Thursday, August 03, 2006

"Cell Phones Ringing in the Pockets of the Dead" - Willie Nile

What a strange image this line conjures up. I recently purchased the new Willie Nile CD and took it with me on a road trip up the coast. As I drove along enjoying the music, I suddenly focused in on the lyrics to hear dear Willie singing about cell phones ringing in the pockets of dead people. Hmmm.... How charming.

Of course I was driving, so I couldn't read the song lyrics without becoming a major road hazard. I really don't relish the thought of causing a major SigAlert. When I got to my destination, I reached for the CD case to peruse the lyrics of this most intriguing and disturbing song. But, alas ... in my fervor to keep the clutter down on this trip, I had pulled my CDs out of their cases and inserted the whole mess into a tidy CD notebook -- without the inserts that include lyrics and liner notes. I was just going to have to wait until I got home later in the week. In the meantime, the phrase "cell phones ringing in the pockets of the dead" just wouldn't leave me alone.

As I've mentioned in a previous post, I don't carry a cell phone. This was just one more reason not to carry one of these insidious devices. "YOU MEAN THAT THING'S GONNA RING EVEN WHEN I'M DEAD???"

If you know me, you know that I try hard not to be immediately and always available. I spend most of my days being immediately and always available. Sometimes I just need to be unavailable. After all, how else will I be able to concentrate on writing rants about cell phones if I have to keep answering a phone? I've got voicemail; I've got email; I check them repeatedly throughout most days. This is connected enough.

Then there is a little thing I find so very important. It's called "giving someone my full attention." When I'm having lunch or coffee with someone, I like to be fully present to that person. They deserve it. When I'm driving, I like to be fully present to others on the road. They deserve it. I think you can see where I'm headed with this. I'm all for multi-tasking when necessary, but do we really need to multi-task our relationships?

Well, enough ranting about why I don't carry a cell phone. Back to Willie's song. When I got home, I pulled the lyrics out and read them. I read them again. I finally went online to see what Willie himself had to say about his song. I was stunned. I'd been singing the refrain at the top of my lungs every time I'd listened to it. I'd had bizarre Bradbury-esque images float into my head. The song even got me thinking about my own personal rant, which you've just read. Willie was writing a commentary, but not about cell phones. He had something much more important on his mind when he wrote this song. He wrote this song for the victims of terrorism. Like many of us, he is saddened that people can't get along ... yet he understands how tough this seemingly simple act of getting along with each other really is. In Willie's words, "... [if] we'd try to help each other in all the different countries, it would still be tough. It would still be tough. But man makes it so hard."

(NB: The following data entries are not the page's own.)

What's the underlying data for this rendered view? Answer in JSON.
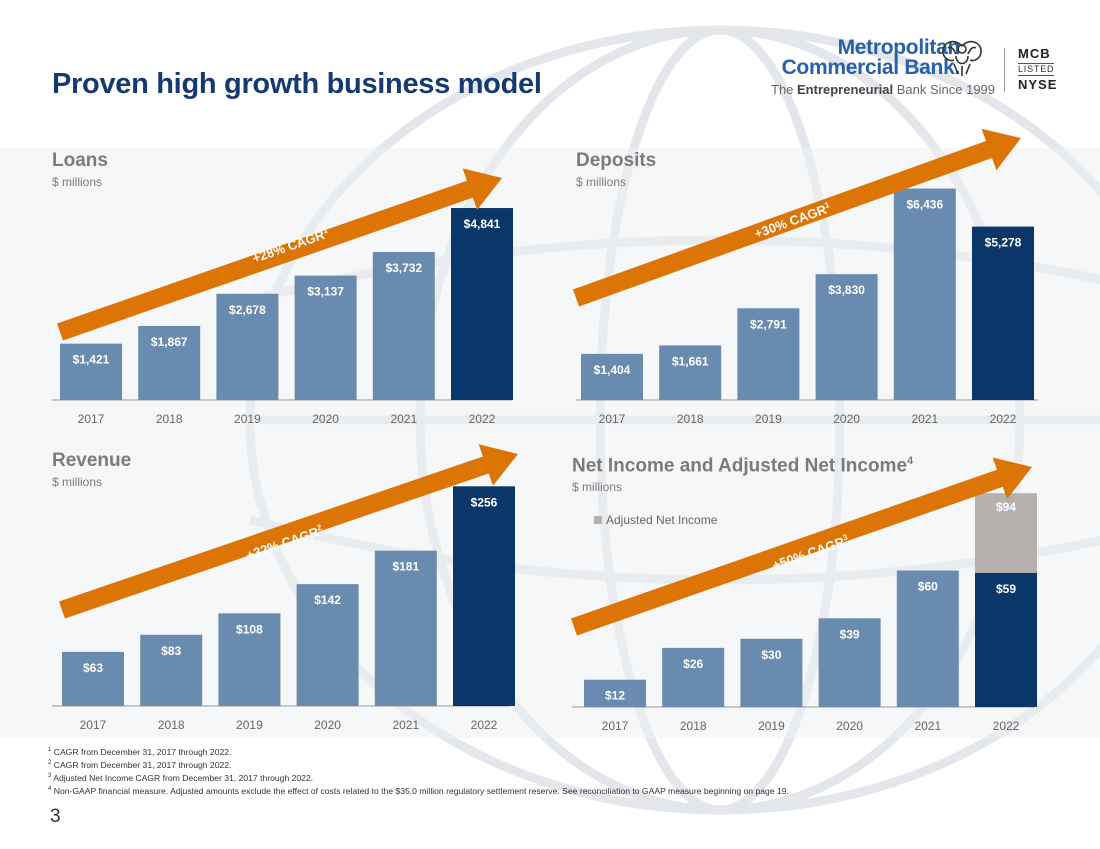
{
  "slide": {
    "title": "Proven high growth business model",
    "page_number": "3"
  },
  "logo": {
    "name_line1": "Metropolitan",
    "name_line2": "Commercial Bank.",
    "tagline_pre": "The ",
    "tagline_bold": "Entrepreneurial",
    "tagline_post": " Bank Since 1999",
    "listing_ticker": "MCB",
    "listing_label": "LISTED",
    "listing_exchange": "NYSE"
  },
  "colors": {
    "bar_light": "#6a8bb0",
    "bar_dark": "#0b3669",
    "bar_adjusted": "#b6b1ad",
    "arrow": "#dd7406",
    "title": "#153a73",
    "chart_title": "#7b7b7b"
  },
  "chart_data": [
    {
      "type": "bar",
      "title": "Loans",
      "subtitle": "$ millions",
      "unit": "$ millions",
      "categories": [
        "2017",
        "2018",
        "2019",
        "2020",
        "2021",
        "2022"
      ],
      "values": [
        1421,
        1867,
        2678,
        3137,
        3732,
        4841
      ],
      "value_labels": [
        "$1,421",
        "$1,867",
        "$2,678",
        "$3,137",
        "$3,732",
        "$4,841"
      ],
      "ylim": [
        0,
        5800
      ],
      "cagr_label": "+28% CAGR",
      "cagr_footnote": "1"
    },
    {
      "type": "bar",
      "title": "Deposits",
      "subtitle": "$ millions",
      "unit": "$ millions",
      "categories": [
        "2017",
        "2018",
        "2019",
        "2020",
        "2021",
        "2022"
      ],
      "values": [
        1404,
        1661,
        2791,
        3830,
        6436,
        5278
      ],
      "value_labels": [
        "$1,404",
        "$1,661",
        "$2,791",
        "$3,830",
        "$6,436",
        "$5,278"
      ],
      "ylim": [
        0,
        7000
      ],
      "cagr_label": "+30% CAGR",
      "cagr_footnote": "1"
    },
    {
      "type": "bar",
      "title": "Revenue",
      "subtitle": "$ millions",
      "unit": "$ millions",
      "categories": [
        "2017",
        "2018",
        "2019",
        "2020",
        "2021",
        "2022"
      ],
      "values": [
        63,
        83,
        108,
        142,
        181,
        256
      ],
      "value_labels": [
        "$63",
        "$83",
        "$108",
        "$142",
        "$181",
        "$256"
      ],
      "ylim": [
        0,
        275
      ],
      "cagr_label": "+32% CAGR",
      "cagr_footnote": "2"
    },
    {
      "type": "bar",
      "title": "Net Income and Adjusted Net Income",
      "title_footnote": "4",
      "subtitle": "$ millions",
      "unit": "$ millions",
      "categories": [
        "2017",
        "2018",
        "2019",
        "2020",
        "2021",
        "2022"
      ],
      "values": [
        12,
        26,
        30,
        39,
        60,
        59
      ],
      "value_labels": [
        "$12",
        "$26",
        "$30",
        "$39",
        "$60",
        "$59"
      ],
      "stacked_top": {
        "index": 5,
        "total": 94,
        "label": "$94"
      },
      "legend": "Adjusted Net Income",
      "ylim": [
        0,
        102
      ],
      "cagr_label": "+50% CAGR",
      "cagr_footnote": "3"
    }
  ],
  "footnotes": [
    {
      "num": "1",
      "text": "CAGR from December 31, 2017 through 2022."
    },
    {
      "num": "2",
      "text": "CAGR from December 31, 2017 through 2022."
    },
    {
      "num": "3",
      "text": "Adjusted Net Income CAGR from December 31, 2017 through 2022."
    },
    {
      "num": "4",
      "text": "Non-GAAP financial measure. Adjusted amounts exclude the effect of costs related to the $35.0 million regulatory settlement reserve. See reconciliation to GAAP measure beginning on page 19."
    }
  ]
}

To read what Willie Nile had to say about the writing of this song, see his interview at


  1. That is so strange about the cell phones... what a twist of technology that adds to the horror of an already terrible tragedy. How sad to think of someone on the other end of the line, hoping that phone would be answered. Very sad.

    I don't know if it is because I am jaded or what, but whenever I hear someone talk about people being nicer to each other in the bigger, let's-stop-blowing-each-other-up way, I have no hope that will ever happen. It would be wonderful but I can't see it. Also very sad.

  2. I don't think you're jaded so much as you know your history. It is wonderful to hope, but in the thousands of years of our existence we've not managed to get along very well sometimes. I don't think we're so terribly different than those who have gone before us, so I guess I just don't expect us to get along any better either. Yes, it is sad.

  3. Yes, this song really grips you. There's always something especially poignant when happy and sad mix (i.e., the lively rock sound of the music and the incredibly sad refrain). I read that the ringing was really difficult on the emergency workers, for all the reasons that Mary-LUE and Terri B. put forth. For despairing people, the American economist-turned-talk-show-host Fareek Azeez offers some hope that the world may be getting better.